Bien entendu, cette obligation de prêter est encore à penser dans le détail : durée, conditions du prêt, nombre d’objets pouvant être demandés, prise en compte des prêts existants, personnes habilitées à faire la demande, etc. Mais elle ne présente aucune difficulté technique rédhibitoire.
Renforcer les échanges culturels
L’échelle continentale ne devrait pas valoir d’ailleurs uniquement du côté des bénéficiaires de ce droit. L’histoire a assez montré que la spoliation ne peut pas se comprendre uniquement comme une relation entre tel et tel pays, mais bien entre l’Europe et l’Afrique dans leur ensemble.
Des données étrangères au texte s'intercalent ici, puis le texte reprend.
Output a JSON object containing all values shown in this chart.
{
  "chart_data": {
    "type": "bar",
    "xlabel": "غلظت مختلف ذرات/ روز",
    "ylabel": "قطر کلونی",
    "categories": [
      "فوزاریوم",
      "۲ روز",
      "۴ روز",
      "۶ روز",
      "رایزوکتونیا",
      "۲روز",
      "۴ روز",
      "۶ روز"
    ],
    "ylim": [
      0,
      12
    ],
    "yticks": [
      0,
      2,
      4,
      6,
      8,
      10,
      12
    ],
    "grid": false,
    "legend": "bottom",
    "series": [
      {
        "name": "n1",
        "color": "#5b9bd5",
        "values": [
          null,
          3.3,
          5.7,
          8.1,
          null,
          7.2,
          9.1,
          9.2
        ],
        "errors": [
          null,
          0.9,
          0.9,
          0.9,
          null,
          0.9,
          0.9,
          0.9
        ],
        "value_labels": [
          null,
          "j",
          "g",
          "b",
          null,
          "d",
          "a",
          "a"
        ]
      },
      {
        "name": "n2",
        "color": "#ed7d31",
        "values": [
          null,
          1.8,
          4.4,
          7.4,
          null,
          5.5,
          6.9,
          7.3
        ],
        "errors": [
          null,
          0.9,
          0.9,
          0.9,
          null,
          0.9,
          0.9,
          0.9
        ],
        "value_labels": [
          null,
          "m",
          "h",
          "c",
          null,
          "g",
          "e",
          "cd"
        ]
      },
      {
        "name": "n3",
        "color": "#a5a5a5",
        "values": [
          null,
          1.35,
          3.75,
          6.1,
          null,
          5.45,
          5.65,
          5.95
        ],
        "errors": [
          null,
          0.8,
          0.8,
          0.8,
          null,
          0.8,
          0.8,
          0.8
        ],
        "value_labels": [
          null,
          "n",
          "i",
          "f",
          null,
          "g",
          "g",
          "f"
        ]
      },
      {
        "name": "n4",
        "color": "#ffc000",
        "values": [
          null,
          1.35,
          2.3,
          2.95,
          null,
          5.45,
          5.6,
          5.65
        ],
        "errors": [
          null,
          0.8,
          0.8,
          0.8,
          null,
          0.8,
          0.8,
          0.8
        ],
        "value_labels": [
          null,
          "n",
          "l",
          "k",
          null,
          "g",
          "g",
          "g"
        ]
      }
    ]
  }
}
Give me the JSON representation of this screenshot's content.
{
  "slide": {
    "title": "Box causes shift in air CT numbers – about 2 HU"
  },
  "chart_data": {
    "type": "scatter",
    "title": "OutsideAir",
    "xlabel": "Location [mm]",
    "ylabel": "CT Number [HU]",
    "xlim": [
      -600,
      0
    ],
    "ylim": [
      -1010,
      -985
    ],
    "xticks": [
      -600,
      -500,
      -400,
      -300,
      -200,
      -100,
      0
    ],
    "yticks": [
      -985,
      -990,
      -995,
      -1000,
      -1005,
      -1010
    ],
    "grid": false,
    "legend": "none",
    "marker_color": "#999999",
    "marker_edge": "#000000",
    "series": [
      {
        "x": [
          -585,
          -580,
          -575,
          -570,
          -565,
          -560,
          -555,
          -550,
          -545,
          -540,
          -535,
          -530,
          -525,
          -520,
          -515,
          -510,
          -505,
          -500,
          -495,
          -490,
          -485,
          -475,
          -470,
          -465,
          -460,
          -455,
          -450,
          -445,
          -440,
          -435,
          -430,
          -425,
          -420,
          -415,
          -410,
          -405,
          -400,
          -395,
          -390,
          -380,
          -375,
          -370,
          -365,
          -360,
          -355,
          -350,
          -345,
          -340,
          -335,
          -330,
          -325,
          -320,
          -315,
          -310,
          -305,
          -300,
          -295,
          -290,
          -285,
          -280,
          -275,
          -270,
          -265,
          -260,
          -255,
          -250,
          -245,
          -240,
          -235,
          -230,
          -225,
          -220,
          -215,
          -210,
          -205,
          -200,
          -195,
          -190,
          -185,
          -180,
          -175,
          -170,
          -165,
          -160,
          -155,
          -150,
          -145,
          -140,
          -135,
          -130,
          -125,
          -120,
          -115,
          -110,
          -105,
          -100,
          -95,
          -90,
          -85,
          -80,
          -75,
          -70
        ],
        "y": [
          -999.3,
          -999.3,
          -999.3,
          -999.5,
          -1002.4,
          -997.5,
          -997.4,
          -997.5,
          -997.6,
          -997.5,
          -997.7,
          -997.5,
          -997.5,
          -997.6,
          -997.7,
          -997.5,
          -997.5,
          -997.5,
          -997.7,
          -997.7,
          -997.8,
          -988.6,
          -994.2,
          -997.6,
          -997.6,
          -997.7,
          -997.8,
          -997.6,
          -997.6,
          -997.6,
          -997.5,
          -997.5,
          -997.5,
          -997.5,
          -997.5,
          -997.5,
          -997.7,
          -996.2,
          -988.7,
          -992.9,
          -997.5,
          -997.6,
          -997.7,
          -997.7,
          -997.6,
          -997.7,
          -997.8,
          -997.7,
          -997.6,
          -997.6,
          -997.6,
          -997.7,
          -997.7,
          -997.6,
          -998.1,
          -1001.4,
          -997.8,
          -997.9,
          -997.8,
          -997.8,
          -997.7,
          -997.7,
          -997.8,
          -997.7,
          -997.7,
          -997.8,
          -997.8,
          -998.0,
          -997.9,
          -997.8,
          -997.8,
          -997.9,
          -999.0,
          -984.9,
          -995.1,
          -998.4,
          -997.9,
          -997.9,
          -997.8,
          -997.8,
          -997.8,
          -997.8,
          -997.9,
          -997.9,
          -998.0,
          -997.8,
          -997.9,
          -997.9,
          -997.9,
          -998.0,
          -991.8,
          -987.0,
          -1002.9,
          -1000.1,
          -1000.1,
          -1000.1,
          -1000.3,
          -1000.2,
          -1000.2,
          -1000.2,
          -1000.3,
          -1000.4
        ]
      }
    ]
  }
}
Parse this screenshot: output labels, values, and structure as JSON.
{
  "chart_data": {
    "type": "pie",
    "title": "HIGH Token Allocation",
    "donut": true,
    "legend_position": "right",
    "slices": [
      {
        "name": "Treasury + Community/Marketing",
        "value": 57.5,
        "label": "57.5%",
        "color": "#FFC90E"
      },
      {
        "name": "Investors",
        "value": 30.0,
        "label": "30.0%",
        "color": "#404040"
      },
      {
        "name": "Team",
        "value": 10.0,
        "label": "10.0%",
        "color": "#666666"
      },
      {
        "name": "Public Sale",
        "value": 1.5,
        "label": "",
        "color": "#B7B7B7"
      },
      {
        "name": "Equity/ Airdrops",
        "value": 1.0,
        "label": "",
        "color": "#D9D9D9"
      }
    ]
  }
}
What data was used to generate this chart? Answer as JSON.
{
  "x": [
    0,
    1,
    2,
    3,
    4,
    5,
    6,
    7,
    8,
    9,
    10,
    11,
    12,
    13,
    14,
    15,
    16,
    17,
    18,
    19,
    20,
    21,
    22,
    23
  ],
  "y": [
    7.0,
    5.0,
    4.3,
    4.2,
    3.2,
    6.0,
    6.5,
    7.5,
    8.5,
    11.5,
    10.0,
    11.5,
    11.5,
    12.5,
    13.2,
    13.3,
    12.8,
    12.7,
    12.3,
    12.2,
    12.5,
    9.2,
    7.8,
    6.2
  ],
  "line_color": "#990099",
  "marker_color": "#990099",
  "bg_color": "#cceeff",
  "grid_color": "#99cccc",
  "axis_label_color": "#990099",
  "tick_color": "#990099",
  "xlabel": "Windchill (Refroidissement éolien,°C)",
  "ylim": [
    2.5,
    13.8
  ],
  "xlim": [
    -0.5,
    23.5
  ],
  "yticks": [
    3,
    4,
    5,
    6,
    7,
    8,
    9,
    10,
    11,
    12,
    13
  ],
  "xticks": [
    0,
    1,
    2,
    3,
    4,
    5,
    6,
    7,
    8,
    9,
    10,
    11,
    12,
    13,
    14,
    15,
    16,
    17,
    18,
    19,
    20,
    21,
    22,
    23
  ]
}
On peut donc imaginer que cette obligation de prêt, ayant vu le jour en France, ait pour vocation de s’étendre à l’Europe. Ce fut le cas du droit de suite, d’abord instauré en France en 1920 avant de faire l’objet d’une directive européenne en 2001.
Cela irait dans le sens des objectifs politiques clairement affichés. Dans la déclaration du Caire de 2000, lors du premier sommet Union européenne-Afrique, les deux continents se sont engagés à « accorder une place importante à la coopération culturelle entre l’Afrique et l’Europe » (article 110). De même, la déclaration de stratégie commune UE-Afrique de 2007 rappelle, dans son article 78, la volonté des deux continents de partager un accès à leur culture respective et de renforcer leurs échanges dans ce domaine.
Si notre droit communautaire positif n’autorise pas aujourd’hui de légiférer directement au niveau européen, le cas de la restitution du patrimoine africain appelle à un changement. Après tout, la construction de l’Union européenne ne coïncide-t-elle pas avec la fin des empires coloniaux et ne s’agit-il pas de refonder notre relation avec l’Afrique à l’ère postcoloniale ? Que l’Europe de la culture naisse sur le cas de la restitution du patrimoine africain constituerait plus qu’un symbole : une leçon d’histoire.
Luc Saucier est avocat aux barreaux de New York, Paris et Bruxelles, spécialiste de l’art.